New DWP Generators Have Opponents Seeing Brown

Staff Reporter

Just as Los Angeles is coming off its worst smog season in six years, the Los Angeles Department of Water and Power plans to fire up two new natural gas generators this April that will spew out tons of nitrous oxide.

The units at the DWP's Valley Generating Station in Sun Valley will replace 1950s-era models that have remained idle for a decade. They can produce up to 580 megawatts of needed electricity and will be far cleaner than the older generators.

Even so, a coalition of environmental groups is citing the plant in accusing the DWP of dragging its feet in developing non-polluting, renewable sources of energy. The new power generators are part of a plan approved by the City Council three years ago to refurbish several DWP power plants within the basin at a projected cost of nearly $2 billion.

"The region is sliding in its progress to clean air, and the left foot is waiting for the right foot to go forward," said Martin Schlageter, a staff member of the Coalition for Clean Air, which advocates alternatives such as wind farms for the L.A. basin. "Even these cleaner natural gas plants don't compare with the renewable option."

The coalition, which includes the Union of Concerned Scientists and the California Public Interest Research Group, issued a report projecting pollution emissions at the plant could increase 1,400 percent over 1995 levels, given plans by the DWP to rely on it for everyday generation.

Other plants refurbished

The Sun Valley plant is not the environmental activists' only concern.

Under a 2002 state law, California's investor-owned utilities are being required to draw 20 percent of their power from non-polluting, renewable sources by 2017. The DWP was partially exempted from the requirement and critics have suggested that the department is not moving fast enough.

Southern California Edison drew 23 percent of its power this past summer from solar, wind farms and other such sources leading the nation while DWP drew less than 3 percent from those sources.

"DWP definitely has been slow, but it has sufficient resources unlike other smaller municipals to get up to speed, " said City Councilman Tony Cardenas, who represents Sun Valley and chairs the council's Commerce, Energy and Natural Resources Committee, which oversees the DWP.

Ironically, the utility's moves to refurbish natural gas-fired plants within Los Angeles will help clean up the air outside Los Angeles by lowering its reliance on higher-polluting coal-fired plants outside of the L.A. basin.

Currently, the DWP gets as much as 50 percent of its power from coal and 13 percent from nuclear plants.

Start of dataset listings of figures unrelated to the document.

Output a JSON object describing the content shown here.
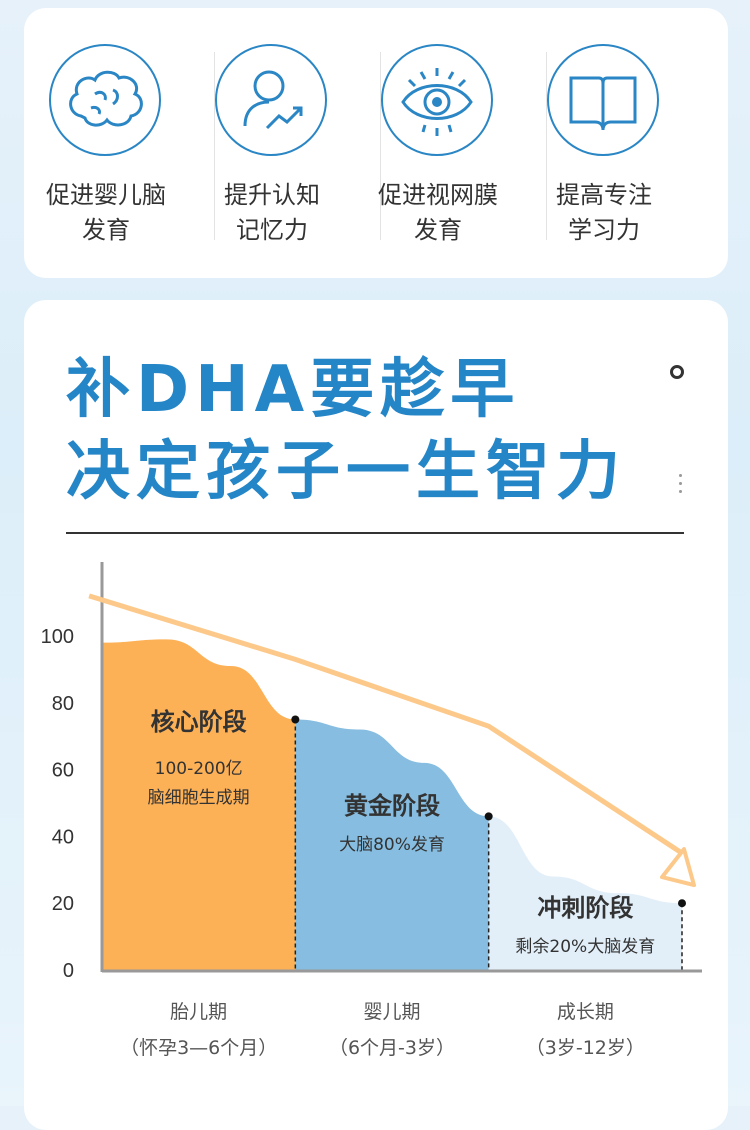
{
  "benefits": [
    {
      "icon": "brain-icon",
      "line1": "促进婴儿脑",
      "line2": "发育"
    },
    {
      "icon": "person-growth-icon",
      "line1": "提升认知",
      "line2": "记忆力"
    },
    {
      "icon": "eye-icon",
      "line1": "促进视网膜",
      "line2": "发育"
    },
    {
      "icon": "book-icon",
      "line1": "提高专注",
      "line2": "学习力"
    }
  ],
  "headline": {
    "line1": "补DHA要趁早",
    "line2": "决定孩子一生智力"
  },
  "colors": {
    "accent": "#2485c7",
    "orange": "#fdb157",
    "blue": "#86bde0",
    "light_blue": "#e2eff9",
    "arrow": "#fcc98a"
  },
  "chart_data": {
    "type": "area",
    "yticks": [
      "0",
      "20",
      "40",
      "60",
      "80",
      "100"
    ],
    "ylim": [
      0,
      120
    ],
    "xcategories": [
      {
        "name": "胎儿期",
        "range": "（怀孕3—6个月）"
      },
      {
        "name": "婴儿期",
        "range": "（6个月-3岁）"
      },
      {
        "name": "成长期",
        "range": "（3岁-12岁）"
      }
    ],
    "stages": [
      {
        "title": "核心阶段",
        "desc1": "100-200亿",
        "desc2": "脑细胞生成期"
      },
      {
        "title": "黄金阶段",
        "desc1": "大脑80%发育"
      },
      {
        "title": "冲刺阶段",
        "desc1": "剩余20%大脑发育"
      }
    ],
    "curve": [
      {
        "x": 0,
        "y": 98
      },
      {
        "x": 0.5,
        "y": 99
      },
      {
        "x": 1,
        "y": 91
      },
      {
        "x": 1.5,
        "y": 75
      },
      {
        "x": 2,
        "y": 72
      },
      {
        "x": 2.5,
        "y": 62
      },
      {
        "x": 3,
        "y": 46
      },
      {
        "x": 3.5,
        "y": 28
      },
      {
        "x": 4,
        "y": 23
      },
      {
        "x": 4.5,
        "y": 20
      }
    ],
    "boundary_points": [
      {
        "x": 1.5,
        "y": 75
      },
      {
        "x": 3,
        "y": 46
      },
      {
        "x": 4.5,
        "y": 20
      }
    ],
    "trend_arrow": [
      {
        "x": -0.1,
        "y": 112
      },
      {
        "x": 1.5,
        "y": 93
      },
      {
        "x": 3,
        "y": 73
      },
      {
        "x": 4.5,
        "y": 35
      }
    ]
  }
}
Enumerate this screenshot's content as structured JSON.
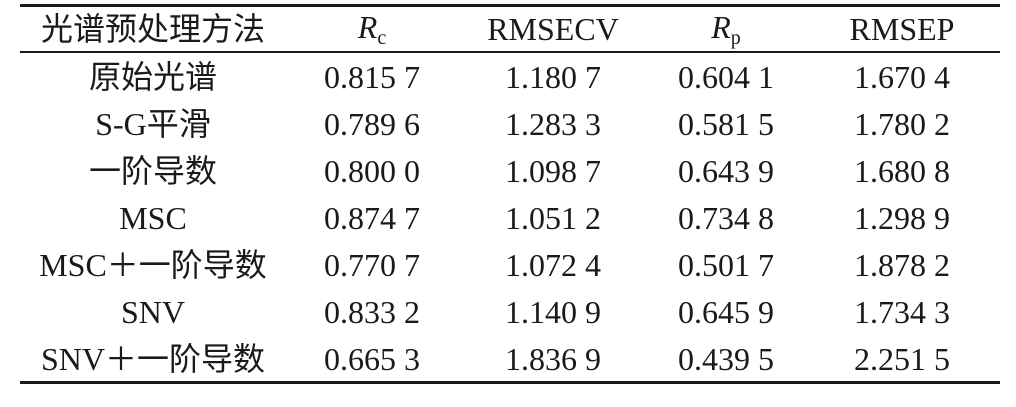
{
  "table": {
    "headers": {
      "method": "光谱预处理方法",
      "rc_main": "R",
      "rc_sub": "c",
      "rmsecv": "RMSECV",
      "rp_main": "R",
      "rp_sub": "p",
      "rmsep": "RMSEP"
    },
    "rows": [
      [
        "原始光谱",
        "0.815 7",
        "1.180 7",
        "0.604 1",
        "1.670 4"
      ],
      [
        "S-G平滑",
        "0.789 6",
        "1.283 3",
        "0.581 5",
        "1.780 2"
      ],
      [
        "一阶导数",
        "0.800 0",
        "1.098 7",
        "0.643 9",
        "1.680 8"
      ],
      [
        "MSC",
        "0.874 7",
        "1.051 2",
        "0.734 8",
        "1.298 9"
      ],
      [
        "MSC＋一阶导数",
        "0.770 7",
        "1.072 4",
        "0.501 7",
        "1.878 2"
      ],
      [
        "SNV",
        "0.833 2",
        "1.140 9",
        "0.645 9",
        "1.734 3"
      ],
      [
        "SNV＋一阶导数",
        "0.665 3",
        "1.836 9",
        "0.439 5",
        "2.251 5"
      ]
    ]
  }
}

It also gets 10 percent from large hydroelectric, which is considered harmful to the environment given its impact on fish and other natural resources.

The DWP also claims that new gas turbines and pollution controls installed at its local power plants have radically reduced its emissions of nitrous oxide and other pollutants in the basin by 90 percent since 1989.

Much of these reductions have been prompted by the South Coast Air Quality Management District, which allows large pollution sources such as power plants to operate but requires them to gradually reduce emissions through a program in which polluters can buy and sell credits.

The same law that requires investor-owned utilities to move toward 20 percent renewable sources also mandates municipal utilities to develop their own similar plans, though it sets no firm targets given what is seen as the utilities' generally more limited financial resources.

Henry Martinez, chief operating officer for DWP's power system, defended the utility's progress, noting the massive size of the system, which serves 3.8 million residents.

"There are a lot of financial implications in this sort of decision," he said. He added that a rate cap in place since 1997 makes it difficult to move toward more expensive solar, wind and other sources, and that the DWP is not eligible for tax credits for energy alternatives being offered to investor-owned utilities.

Still, clean air advocates say that last year's smog season, during which there were smog alerts for the first time since 1997, shows that the utility must move faster.

Cardenas, a former legislator who voted for the bill that created the renewable energy mandate, said that if the DWP were to provide a workable plan he might consider allowing the utility to raise rates. But if it appears to be dragging its feet, he said he might seek new legislation that would force its hand.

Last year, the council's commerce committee, then headed by former Councilwoman Ruth Galanter, asked the chief legislative analyst's office to work with the DWP in developing a renewable energy plan, including targets and dates. That plan, whose release has been repeatedly delayed, is nearing completion, perhaps as soon as this week.